Justice Stephen G. Breyer questioned the administration’s authority to create the tribunal, asking what would stop the president from holding special trials in the future in any place he chose, such as “Toledo, Ohio,” rather than exclusively at Guantanamo.

The tribunal is free of constraints that define trials in federal courts. A panel of military officers preside over each case, and military prosecutors are allowed to use classified evidence concealed from the detainees. Human rights groups say the design unfairly stacks the deck against defendants.

Months before the tribunal opened in November 2004, the Supreme Court ruled that U.S. federal courts have legal authority to preside over challenges brought by the some 500 foreign nationals held at Guantanamo.

Mr.
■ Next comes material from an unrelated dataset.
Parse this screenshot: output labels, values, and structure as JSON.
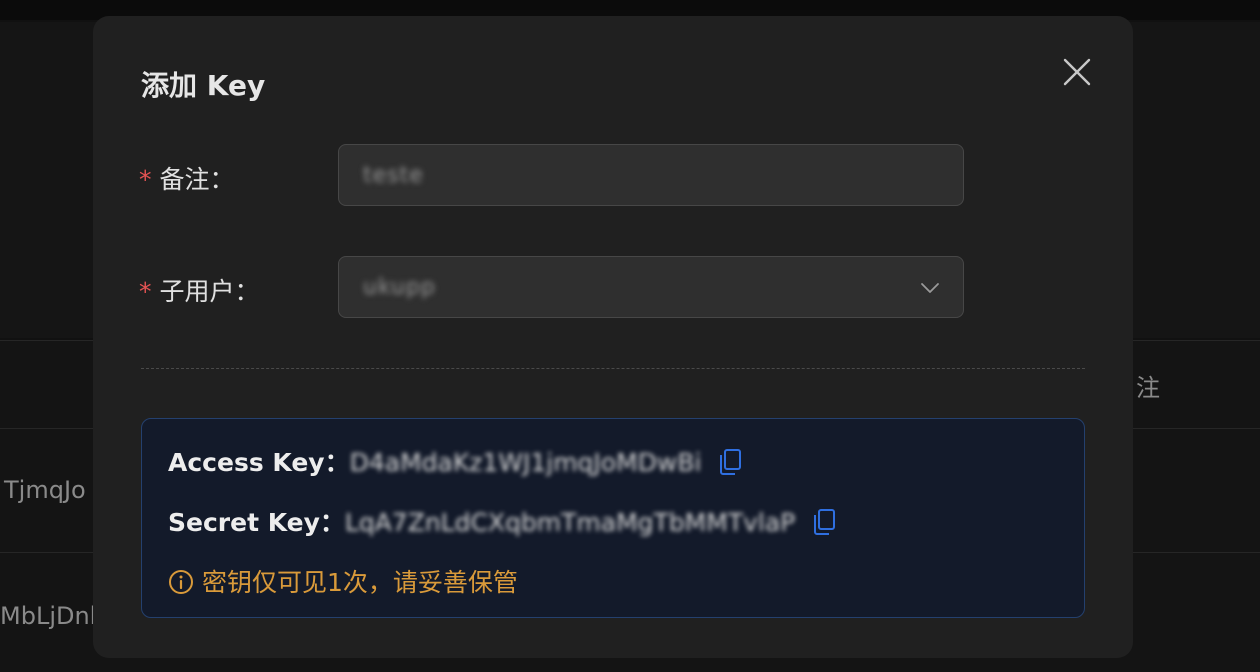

Katyal used the ruling to file a petition on Hamdan’s behalf in U.S. District Court for the District of Columbia. The court ruled in favor of Hamdan, prompting the Pentagon to briefly halt all tribunal activity at Guantanamo. A federal appeals court then reversed the ruling and Hamdan petitioned the high court to review.

New Chief Justice John G. Roberts Jr. recused himself because as a federal appeals judge he ruled in favor of allowing the tribunal last year.